Lest yesterday’s poignant piece leads you to believe that we harbor sadness around here, please think again. I experience the poignancy of change, but always with gladness and appreciation of the moment and season at hand. Each has its beauty and meaning. Each is accessible when we have layers of wool, and I do. Each has its unique message, new every year. And due to God’s faithfulness, each season will return. So I will take you on a photo tour throughout our home, which we dearly love indoors and out. Indoors is especially cozy and inviting.
Above you will see one of my two highly efficient fine spinning wheels on which I produce beautiful yarn for knitting. For 18 years I raised my own spinners’ flock of quality wool sheep: Border Leicester, Cotswold, Romney, Targhee, Corriedale, and Shetland—plus Angora goats for mohair. I still have some of my Shetlands’ gorgeous brown wool. But being a color freak, now I purchase dyed fleece and roving from suppliers of which their are loads—readily accessible online. The green wool in the baskets pictured here is Merino—the world’s softest fiber with the exception of silk which I also order and spin.

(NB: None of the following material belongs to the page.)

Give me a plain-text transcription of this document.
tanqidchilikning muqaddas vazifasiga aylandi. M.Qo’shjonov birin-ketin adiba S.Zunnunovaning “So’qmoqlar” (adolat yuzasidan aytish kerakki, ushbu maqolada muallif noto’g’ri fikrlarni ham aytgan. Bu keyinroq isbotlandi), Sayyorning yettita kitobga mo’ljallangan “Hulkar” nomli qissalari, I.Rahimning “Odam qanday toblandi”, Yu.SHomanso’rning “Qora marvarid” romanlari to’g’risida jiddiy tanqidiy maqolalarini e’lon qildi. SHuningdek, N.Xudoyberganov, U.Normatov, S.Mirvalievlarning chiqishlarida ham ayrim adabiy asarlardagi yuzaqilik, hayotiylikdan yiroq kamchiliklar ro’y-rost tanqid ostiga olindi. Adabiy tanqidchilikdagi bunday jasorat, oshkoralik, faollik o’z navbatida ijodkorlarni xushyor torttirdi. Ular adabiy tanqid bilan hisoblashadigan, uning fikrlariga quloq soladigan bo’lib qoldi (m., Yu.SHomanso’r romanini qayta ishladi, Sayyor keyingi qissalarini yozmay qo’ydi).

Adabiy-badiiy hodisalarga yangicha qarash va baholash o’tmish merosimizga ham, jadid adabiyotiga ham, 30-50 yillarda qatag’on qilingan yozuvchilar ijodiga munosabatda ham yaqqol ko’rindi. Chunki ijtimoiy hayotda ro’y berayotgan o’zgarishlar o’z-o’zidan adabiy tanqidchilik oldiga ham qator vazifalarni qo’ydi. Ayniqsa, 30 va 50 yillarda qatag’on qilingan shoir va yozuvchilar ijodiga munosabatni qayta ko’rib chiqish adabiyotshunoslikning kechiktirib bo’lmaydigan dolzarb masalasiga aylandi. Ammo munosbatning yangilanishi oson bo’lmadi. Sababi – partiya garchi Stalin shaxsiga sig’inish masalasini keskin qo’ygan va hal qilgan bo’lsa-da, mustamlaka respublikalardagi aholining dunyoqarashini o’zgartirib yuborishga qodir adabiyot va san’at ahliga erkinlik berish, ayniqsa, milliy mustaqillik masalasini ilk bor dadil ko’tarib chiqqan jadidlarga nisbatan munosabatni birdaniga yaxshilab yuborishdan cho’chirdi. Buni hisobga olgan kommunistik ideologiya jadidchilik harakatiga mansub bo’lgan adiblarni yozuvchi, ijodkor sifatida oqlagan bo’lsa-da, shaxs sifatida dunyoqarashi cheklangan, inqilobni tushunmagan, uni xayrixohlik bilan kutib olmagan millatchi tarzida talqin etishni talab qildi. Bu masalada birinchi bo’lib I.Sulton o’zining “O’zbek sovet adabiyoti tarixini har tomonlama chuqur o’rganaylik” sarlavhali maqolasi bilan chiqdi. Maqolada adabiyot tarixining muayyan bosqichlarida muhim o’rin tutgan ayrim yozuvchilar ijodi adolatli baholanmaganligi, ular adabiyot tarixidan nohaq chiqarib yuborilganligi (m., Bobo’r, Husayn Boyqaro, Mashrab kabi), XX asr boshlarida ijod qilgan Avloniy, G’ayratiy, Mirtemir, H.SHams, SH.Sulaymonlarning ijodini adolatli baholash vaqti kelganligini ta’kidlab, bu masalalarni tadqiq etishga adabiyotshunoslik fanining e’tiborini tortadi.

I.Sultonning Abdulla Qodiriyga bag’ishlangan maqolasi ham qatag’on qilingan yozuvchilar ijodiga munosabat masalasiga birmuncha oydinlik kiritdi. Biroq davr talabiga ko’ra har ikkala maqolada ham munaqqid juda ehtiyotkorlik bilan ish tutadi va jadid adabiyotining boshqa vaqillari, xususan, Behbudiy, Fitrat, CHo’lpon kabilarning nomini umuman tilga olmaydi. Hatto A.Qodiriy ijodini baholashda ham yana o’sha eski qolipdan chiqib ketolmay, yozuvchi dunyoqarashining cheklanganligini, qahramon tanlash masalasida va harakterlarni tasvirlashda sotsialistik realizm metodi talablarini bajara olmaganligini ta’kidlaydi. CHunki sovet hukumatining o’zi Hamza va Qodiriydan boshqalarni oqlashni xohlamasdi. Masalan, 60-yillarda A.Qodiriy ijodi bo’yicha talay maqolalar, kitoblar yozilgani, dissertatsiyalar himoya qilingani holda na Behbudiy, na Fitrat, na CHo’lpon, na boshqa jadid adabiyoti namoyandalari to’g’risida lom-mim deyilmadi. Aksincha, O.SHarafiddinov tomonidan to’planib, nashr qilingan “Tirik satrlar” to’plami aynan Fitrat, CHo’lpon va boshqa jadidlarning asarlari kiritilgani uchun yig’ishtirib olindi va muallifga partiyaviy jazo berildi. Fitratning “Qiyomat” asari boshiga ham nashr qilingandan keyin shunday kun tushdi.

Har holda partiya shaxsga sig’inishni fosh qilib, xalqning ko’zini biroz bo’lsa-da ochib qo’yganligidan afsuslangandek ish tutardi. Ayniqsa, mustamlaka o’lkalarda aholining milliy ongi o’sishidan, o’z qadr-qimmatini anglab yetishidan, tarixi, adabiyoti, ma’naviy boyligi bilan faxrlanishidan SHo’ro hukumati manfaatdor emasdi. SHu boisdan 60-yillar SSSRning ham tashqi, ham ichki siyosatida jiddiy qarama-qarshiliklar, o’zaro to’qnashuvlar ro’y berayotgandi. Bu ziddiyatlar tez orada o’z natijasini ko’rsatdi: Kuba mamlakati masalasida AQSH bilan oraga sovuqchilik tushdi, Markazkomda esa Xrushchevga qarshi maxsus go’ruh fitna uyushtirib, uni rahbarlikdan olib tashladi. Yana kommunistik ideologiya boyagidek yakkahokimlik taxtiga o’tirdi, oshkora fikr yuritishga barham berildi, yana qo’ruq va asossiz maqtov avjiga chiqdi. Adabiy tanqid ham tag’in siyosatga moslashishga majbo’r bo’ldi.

In this spinning wheel scene you can see some of our eastern exposure winter garden. Here the fussy, shade lovers reside. When we moved to Nashotah in 2009, it didn’t take long for us to realize that our violets did not enjoy our new home as much we did. Here we have natural gas heat, and alas there is a heat duct blowing down over both of our winter gardens.
The succulents featured in the next photo do not mind hot dry air a bit. But African violets are really jungle plants. They thrive on the moist ground in the humid section filled with tropical trees and lush undergrowth in Milwaukee’s Mitchell Park Horticultural Domes. Now, after 5 years of prematurely loosing violets, I have installed them in Wardian cases (one of which is visible behind the wheel)—attractive little greenhouses patterned after an invention by a 19th century English doctor (Dr. Ward) who built the house-like glassed in shelters to protect his plants in his London home.
Above is a glimpse of our southern facing indoor garden replete with succulents. These plants, along with my Louis L’Amour novels provide a western fix for the Colorado and New Mexico aspect of my life.
Back to the fiber thread (pardon the pun), here are some recent renderings from my yarn baskets and knitting needles. (Unlike many folks, I knit all through the summer, even outside on the warmest days. That is called “being a knit wit”.)
On the left is a shrug in process, knitted with my handspun yarn. Next is a finished fringed shawl, also in handspun. The almost center garment is a cape. I make loads of these, because they are so much fun! As well as adding buttons for decoration, I include buttons and button holes so that the garment will stay on the shoulders with comfort. On the right is a HUGE poncho, probably good down to 20 degrees above zero over a big wool sweater. The cape and poncho are made from commercial woolen yarns with a few funky synthetics thrown in for fun.
And saponifying—that is, soap making—another year round delight. These bars, made just yesterday, look good enough to eat. But I wouldn’t advise that!
And art making, also enjoyed year around but really beefed up on winter nights!
And winter tea parties. Of course I continue my beloved iced tea all year (I didn’t think I had any Southern blood in me, but that’s what friends below the Mason Dixon line do). However, when company comes, it’s hot tea and a chance to show off my English tea pots. Guests may pick their pot, and cup and saucer of which there are MANY.
Finally, here is a shot from last year. It’s coming! I’m thankful for all of the above, especially for my family and corgi, and of course for books bending multi shelves and stacked like leaning towers all over the home!
When the sun shines again (and it will) I’ll try to get some shots of glorious color. That’s coming too—hopefully before the above pristine stuff!